Another fact: $M(r)$ does not have a limit point. If it did, say $p$ were a limit point, then $B(p, \frac{r}{2})$ would intersect at least two (in fact infinitely many) points of $M(r)$, say $x_1,x_2$ but then $d(x_1,x_2) \le d(x_1,p) + d(p,x_2) <r$ contradicts our $r$-distance property. So no limit point can exist.

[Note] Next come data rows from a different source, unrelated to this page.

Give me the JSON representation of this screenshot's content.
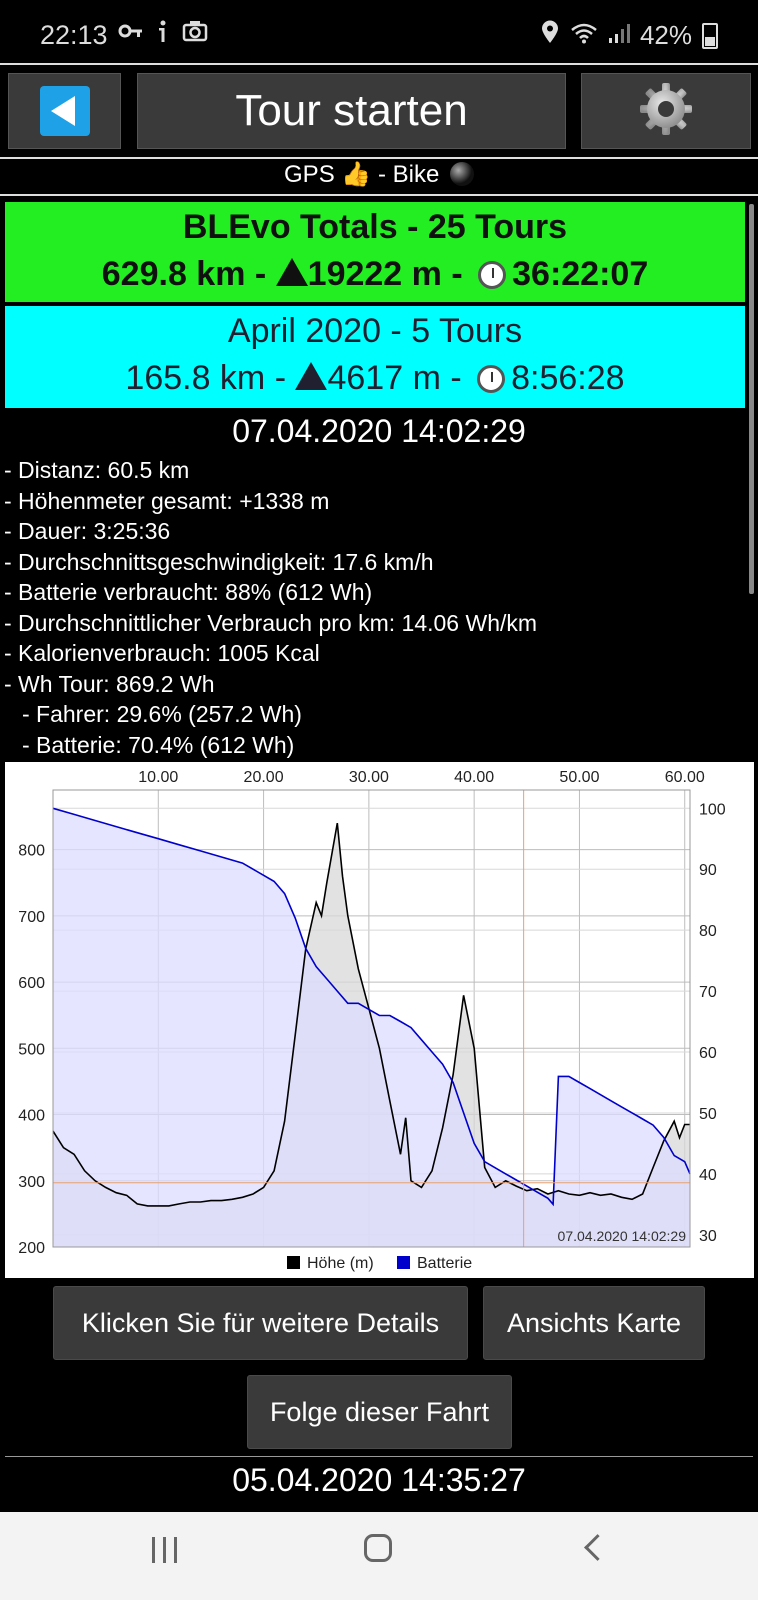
{
  "status_bar": {
    "time": "22:13",
    "battery_percent": "42%"
  },
  "header": {
    "title": "Tour starten"
  },
  "gps_line": {
    "gps_label": "GPS",
    "thumb": "👍",
    "bike_label": "- Bike"
  },
  "totals": {
    "title": "BLEvo Totals - 25 Tours",
    "distance": "629.8 km -",
    "climb": "19222 m -",
    "duration": "36:22:07"
  },
  "month": {
    "title": "April 2020 - 5 Tours",
    "distance": "165.8 km -",
    "climb": "4617 m -",
    "duration": "8:56:28"
  },
  "tour": {
    "date": "07.04.2020 14:02:29",
    "details": [
      "- Distanz: 60.5 km",
      "- Höhenmeter gesamt: +1338 m",
      "- Dauer: 3:25:36",
      "- Durchschnittsgeschwindigkeit: 17.6 km/h",
      "- Batterie verbraucht: 88% (612 Wh)",
      "- Durchschnittlicher Verbrauch pro km: 14.06 Wh/km",
      "- Kalorienverbrauch: 1005 Kcal",
      "- Wh Tour: 869.2 Wh"
    ],
    "sub_details": [
      "- Fahrer: 29.6% (257.2 Wh)",
      "- Batterie: 70.4% (612 Wh)"
    ]
  },
  "chart_data": {
    "type": "area",
    "x_ticks": [
      "10.00",
      "20.00",
      "30.00",
      "40.00",
      "50.00",
      "60.00"
    ],
    "xlim": [
      0,
      60.5
    ],
    "y_left_ticks": [
      "800",
      "700",
      "600",
      "500",
      "400",
      "300",
      "200"
    ],
    "y_left_lim": [
      200,
      890
    ],
    "y_right_ticks": [
      "100",
      "90",
      "80",
      "70",
      "60",
      "50",
      "40",
      "30"
    ],
    "y_right_lim": [
      28,
      103
    ],
    "timestamp_label": "07.04.2020 14:02:29",
    "marker_x": 44.7,
    "reference_y_left": 297,
    "series": [
      {
        "name": "Höhe (m)",
        "axis": "left",
        "color": "#000000",
        "fill": "#d8d8d8",
        "points": [
          [
            0,
            375
          ],
          [
            1,
            350
          ],
          [
            2,
            340
          ],
          [
            3,
            315
          ],
          [
            4,
            300
          ],
          [
            5,
            290
          ],
          [
            6,
            282
          ],
          [
            7,
            278
          ],
          [
            8,
            265
          ],
          [
            9,
            262
          ],
          [
            10,
            262
          ],
          [
            11,
            262
          ],
          [
            12,
            265
          ],
          [
            13,
            268
          ],
          [
            14,
            268
          ],
          [
            15,
            270
          ],
          [
            16,
            270
          ],
          [
            17,
            272
          ],
          [
            18,
            275
          ],
          [
            19,
            280
          ],
          [
            20,
            290
          ],
          [
            21,
            315
          ],
          [
            22,
            390
          ],
          [
            23,
            520
          ],
          [
            24,
            650
          ],
          [
            25,
            720
          ],
          [
            25.5,
            700
          ],
          [
            26,
            750
          ],
          [
            27,
            840
          ],
          [
            27.5,
            760
          ],
          [
            28,
            700
          ],
          [
            29,
            620
          ],
          [
            30,
            560
          ],
          [
            31,
            500
          ],
          [
            32,
            420
          ],
          [
            33,
            340
          ],
          [
            33.5,
            395
          ],
          [
            34,
            300
          ],
          [
            35,
            290
          ],
          [
            36,
            315
          ],
          [
            37,
            380
          ],
          [
            38,
            460
          ],
          [
            39,
            580
          ],
          [
            40,
            500
          ],
          [
            41,
            320
          ],
          [
            42,
            290
          ],
          [
            43,
            300
          ],
          [
            44,
            292
          ],
          [
            45,
            285
          ],
          [
            46,
            288
          ],
          [
            47,
            280
          ],
          [
            48,
            285
          ],
          [
            49,
            280
          ],
          [
            50,
            278
          ],
          [
            51,
            282
          ],
          [
            52,
            278
          ],
          [
            53,
            280
          ],
          [
            54,
            275
          ],
          [
            55,
            272
          ],
          [
            56,
            280
          ],
          [
            57,
            320
          ],
          [
            58,
            360
          ],
          [
            59,
            390
          ],
          [
            59.5,
            365
          ],
          [
            60,
            385
          ],
          [
            60.5,
            385
          ]
        ]
      },
      {
        "name": "Batterie",
        "axis": "right",
        "color": "#0000cc",
        "fill": "#dcdcff",
        "points": [
          [
            0,
            100
          ],
          [
            2,
            99
          ],
          [
            4,
            98
          ],
          [
            6,
            97
          ],
          [
            8,
            96
          ],
          [
            10,
            95
          ],
          [
            12,
            94
          ],
          [
            14,
            93
          ],
          [
            16,
            92
          ],
          [
            18,
            91
          ],
          [
            20,
            89
          ],
          [
            21,
            88
          ],
          [
            22,
            86
          ],
          [
            23,
            82
          ],
          [
            24,
            77
          ],
          [
            25,
            74
          ],
          [
            26,
            72
          ],
          [
            27,
            70
          ],
          [
            28,
            68
          ],
          [
            29,
            68
          ],
          [
            30,
            67
          ],
          [
            31,
            66
          ],
          [
            32,
            66
          ],
          [
            33,
            65
          ],
          [
            34,
            64
          ],
          [
            35,
            62
          ],
          [
            36,
            60
          ],
          [
            37,
            58
          ],
          [
            38,
            55
          ],
          [
            39,
            50
          ],
          [
            40,
            45
          ],
          [
            41,
            42
          ],
          [
            42,
            41
          ],
          [
            43,
            40
          ],
          [
            44,
            39
          ],
          [
            45,
            38
          ],
          [
            46,
            37
          ],
          [
            47,
            36
          ],
          [
            47.5,
            35
          ],
          [
            48,
            56
          ],
          [
            49,
            56
          ],
          [
            50,
            55
          ],
          [
            51,
            54
          ],
          [
            52,
            53
          ],
          [
            53,
            52
          ],
          [
            54,
            51
          ],
          [
            55,
            50
          ],
          [
            56,
            49
          ],
          [
            57,
            48
          ],
          [
            58,
            46
          ],
          [
            59,
            43
          ],
          [
            60,
            42
          ],
          [
            60.5,
            40
          ]
        ]
      }
    ]
  },
  "buttons": {
    "details": "Klicken Sie für weitere Details",
    "map": "Ansichts Karte",
    "follow": "Folge dieser Fahrt"
  },
  "next_tour": {
    "date": "05.04.2020 14:35:27"
  },
  "icons": [
    "key-icon",
    "info-icon",
    "camera-icon",
    "location-icon",
    "wifi-icon",
    "signal-icon",
    "battery-icon",
    "back-icon",
    "gear-icon",
    "ball-icon",
    "triangle-icon",
    "stopwatch-icon"
  ]
}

So it follows that $M(r)$ is countable for each $r>0$ and then we note that the maximality property gives us that $$D = \bigcup_{n=1}^\infty M(\frac{1}{n})$$ is countable (as a countable union of countable sets) and dense: for every $x$ and every $n$ there is some $y \in D$ with $d(x,y) < \frac1n$.

Answer 2

Hint: In not separable space there exists such uncountable subset S and number a>0 that d(x,y)>a for every x,y from S. It is proved here for example Non separable metric space implies an uncountable set with lower bounded distances?

Answer 3

Okay, so I think I have a solution to my question. Here is an overly detailed proof:

Suppose $X$ does not contain an uncountable subset with no limit points so that every subset with no limit points is countable. Let $n\in\mathbb{Z}^+$ and let $\mathcal{A}_n=\{Y\subset X:\forall x,y\in Y, d(x,y)\geq\frac{1}{n}\}$. I claim $\mathcal{A}_n$ has a maximal element under the subset relation. Let $\{C_i:i\in I\}$ be a totally ordered chain in $\mathcal{A}_n$ and consider $\cup_{i\in I}C_i$. Let $x,y\in \cup_{i\in I}C_i$ so that $x\in C_i$ and $y\in C_j$ for some $i,j\in I$. Since $\{C_i:i\in I\}$ is totally ordered, either $C_i\subset C_j$ or $C_j\subset C_i$. Assume without loss of generality that $C_i\subset C_j$ so that $x,y\in C_j$. Since $C_j\in\mathcal{A}_n$, this means $d(x,y)\geq\frac{1}{n}$. Thus $\cup_{i\in I}C_i\in\mathcal{A}_n$ and is an upper bound on $\{C_i:i\in I\}$ under the subset relation, so by Zorn's Lemma, $\mathcal{A}_n$ has a maximal element. Let $D_n$ denote such a maximal element for each $n\in\mathbb{Z}^+$.

Now, I claim $D_n$ has no limit points. Assume $D_n$ has a limit point $x\in X$. Then the open ball $B_d(x,\frac{1}{2n})$ must intersect $D_n\setminus\{x\}$. Note that $B_d(x,\frac{1}{2n})$ cannot contain more than one element of $D_n$, for any two elements in $B_d(y,\frac{1}{2n})$ must be within a distance $\frac{1}{n}$ of each other by the triangle inequality. Let $y$ be the single element of $B_d(x,\frac{1}{2n})\cap D_n\setminus\{x\}$. Then $B_d(x,d(x,y))$ is an open neighborhood of $x$ which is disjoint from $D_n$ contradicting the assumption that $x$ is a limit point of $D_n$. Thus, $D_n$ contain no limits points which, by assumption, means that $D_n$ is countable.

Finally, I claim $D=\cup_{n\in\mathbb{Z}^+}D_n$ is a countable dense subset of $X$. We see immediately that $D$ is countable since it is a countable union of countable sets. Let $x\in X$ and assume $x\notin\overline{D}$. Then there exists $\epsilon>0$ such that $B_d(x,\epsilon)$ is disjoint from $D$. Let $n\in\mathbb{Z}^+$ such that $\frac{1}{n}\leq\epsilon$. Then, because $B_d(x,\epsilon)\cap D=\emptyset$, for all $y\in D_n$, $d(x,y)\geq\frac{1}{n}$. Then that implies $D_n\cup\{x\}\in\mathcal{A}_n$, contradicting the maximality of $D_n$. Thus, we conclude that $D$ is a countable dense subset of $X$ so that $X$ is separable.